Uma cabeça ensanguentada e um rosto que parecia ter perdido a pele, ressaltando apenas os dentes, permaneceu estendido na calçada em frente à padaria da rua Jaffa, a loja mais próxima do ponto de ônibus em que foi praticado o atentado de ontem.
Só às 17h45 (11h45 em Brasília), o corpo foi removido, no saco de plástico negro com um número 10 pregado. Foi apenas uma das cenas de horror vistas e vividas ontem nessa rua tão central e tão característica de Jerusalém.
Horror contínuo, aliás. Witzhak Nissan, dono de uma lojinha de comestíveis e refrigerantes a uma esquina do ponto da explosão, diz que já viu cinco atentados por ali nos últimos anos. Culpa os europeus por eles. "Eles têm boa vida, democracia, mas apoiam ditaduras. Arafat não quer um Estado palestino, porque ele é um ditador, mas os europeus o apoiam", teoriza.
Não é o único ali a teorizar. A barreira montada pela polícia para impedir a aproximação de curiosos e jornalistas se transforma rapidamente em uma espécie de grande e caótico comício.
Um rabino, com longas barbas brancas, que se identifica apenas como Aaron, vai ao extremo delírio: "Nem os nazistas chegaram a este ponto", diz em impecável francês.

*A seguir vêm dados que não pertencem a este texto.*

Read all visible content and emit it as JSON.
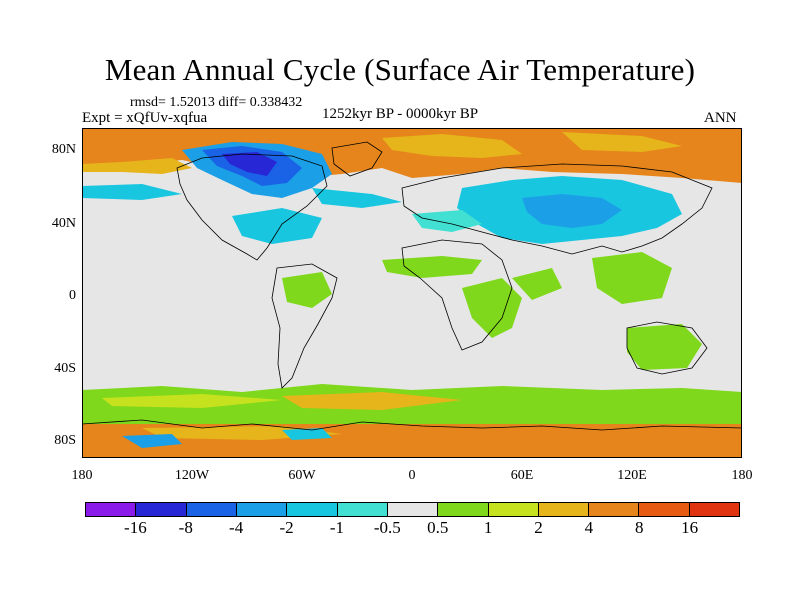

Outro "haredi" (temente a Deus), tranças longas no cabelo, critica o prefeito Ehud Olmert, que foi inspecionar o local do ataque (e por pouco não acabou atropelado por uma ambulância): "Peça perdão ao rabino Meir Kahane. Ele estava certo", grita o homem, aludindo a um rabino radical.

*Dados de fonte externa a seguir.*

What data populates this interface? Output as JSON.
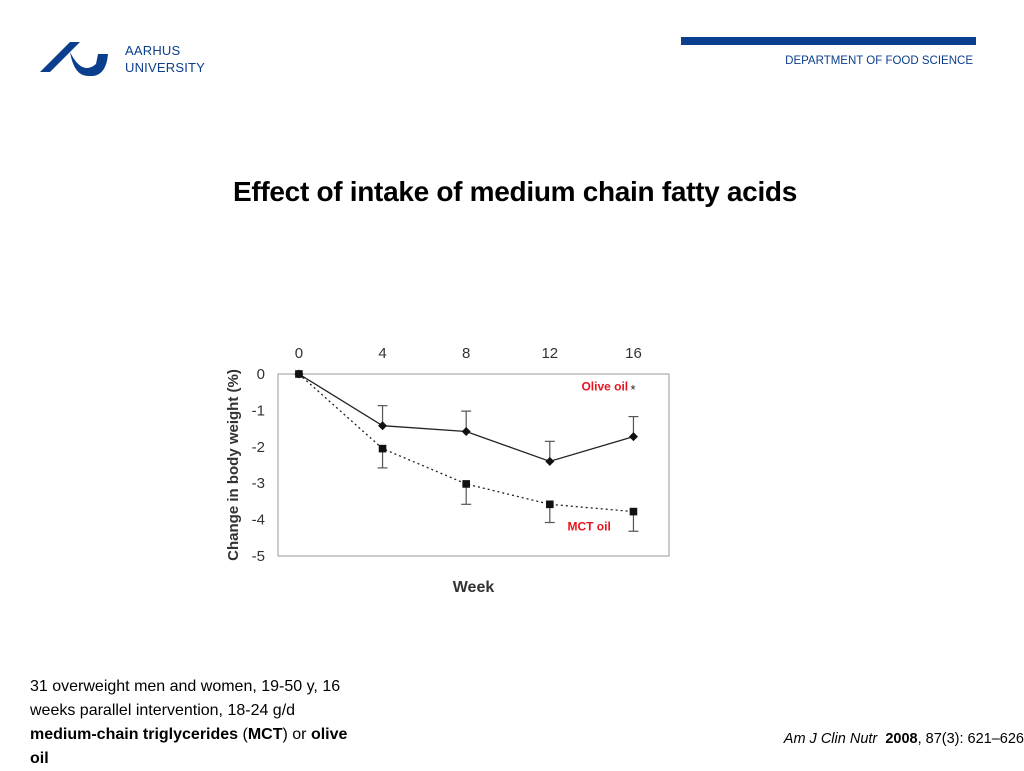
{
  "header": {
    "logo_line1": "AARHUS",
    "logo_line2": "UNIVERSITY",
    "department": "DEPARTMENT OF FOOD SCIENCE",
    "brand_color": "#0b3e8c"
  },
  "slide": {
    "title": "Effect of intake of medium chain fatty acids"
  },
  "chart_data": {
    "type": "line",
    "x": [
      0,
      4,
      8,
      12,
      16
    ],
    "x_tick_labels": [
      "0",
      "4",
      "8",
      "12",
      "16"
    ],
    "xlabel": "Week",
    "ylabel": "Change in body weight (%)",
    "y_ticks": [
      0,
      -1,
      -2,
      -3,
      -4,
      -5
    ],
    "y_tick_labels": [
      "0",
      "-1",
      "-2",
      "-3",
      "-4",
      "-5"
    ],
    "ylim": [
      -5,
      0
    ],
    "xlim": [
      -1,
      17.7
    ],
    "x_axis_position": "top",
    "grid": false,
    "series": [
      {
        "name": "Olive oil",
        "values": [
          0,
          -1.42,
          -1.58,
          -2.4,
          -1.72
        ],
        "error_upper": [
          0,
          -0.87,
          -1.02,
          -1.85,
          -1.17
        ],
        "marker": "diamond",
        "line_style": "solid",
        "label_color": "#e8141c",
        "annotation": "*"
      },
      {
        "name": "MCT oil",
        "values": [
          0,
          -2.05,
          -3.02,
          -3.58,
          -3.78
        ],
        "error_lower": [
          0,
          -2.58,
          -3.58,
          -4.08,
          -4.32
        ],
        "marker": "square",
        "line_style": "dotted",
        "label_color": "#e8141c"
      }
    ]
  },
  "footnote": {
    "part1": "31 overweight men and women, 19-50 y, 16 weeks parallel intervention, 18-24 g/d ",
    "bold1": "medium-chain triglycerides",
    "part2": " (",
    "bold2": "MCT",
    "part3": ") or ",
    "bold3": "olive oil"
  },
  "citation": {
    "journal": "Am J Clin Nutr",
    "year": "2008",
    "details": ", 87(3): 621–626"
  }
}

Em frente ao mercado Mahane Yehuda, onde a terrorista-bomba se explodiu, na rua Meyhuas, na verdade um beco, o comício ganha cartazes. Um deles mostra o líder palestino Iasser Arafat e prega: "Cortem a cabeça dele". No cartaz, a cabeça de Arafat já está separada do corpo.
Os europeus não são os únicos apontados como culpados. Outro cartaz no beco faz a rima: "Bush don't push" (Bush, não pressione). Alusão ao fato de que o presidente norte-americano vem insistindo há 10 dias, aliás inutilmente, para que Israel encerre a reocupação dos territórios palestinos "o quanto antes".
Quando o ministro da Segurança Interna, Uzi Landau, aparece, os gritos aumentam e o teor de xenofobia também. Outro religioso, com kipá totalmente negro à cabeça, grita para o ministro: "(O atentado) é a festa de boas-vindas para Powell. Fora com os goi" (os não-judeus).
Os gritos de guerra não são apenas dos mais radicais, dos mais religiosos. O filósofo Sari Nusseibeh, uma espécie de representante palestino em Jerusalém, conta que, faz um mês, reuniu-se com os pacifistas israelenses e deles ouviu que se consideram uma pequena minoria hoje.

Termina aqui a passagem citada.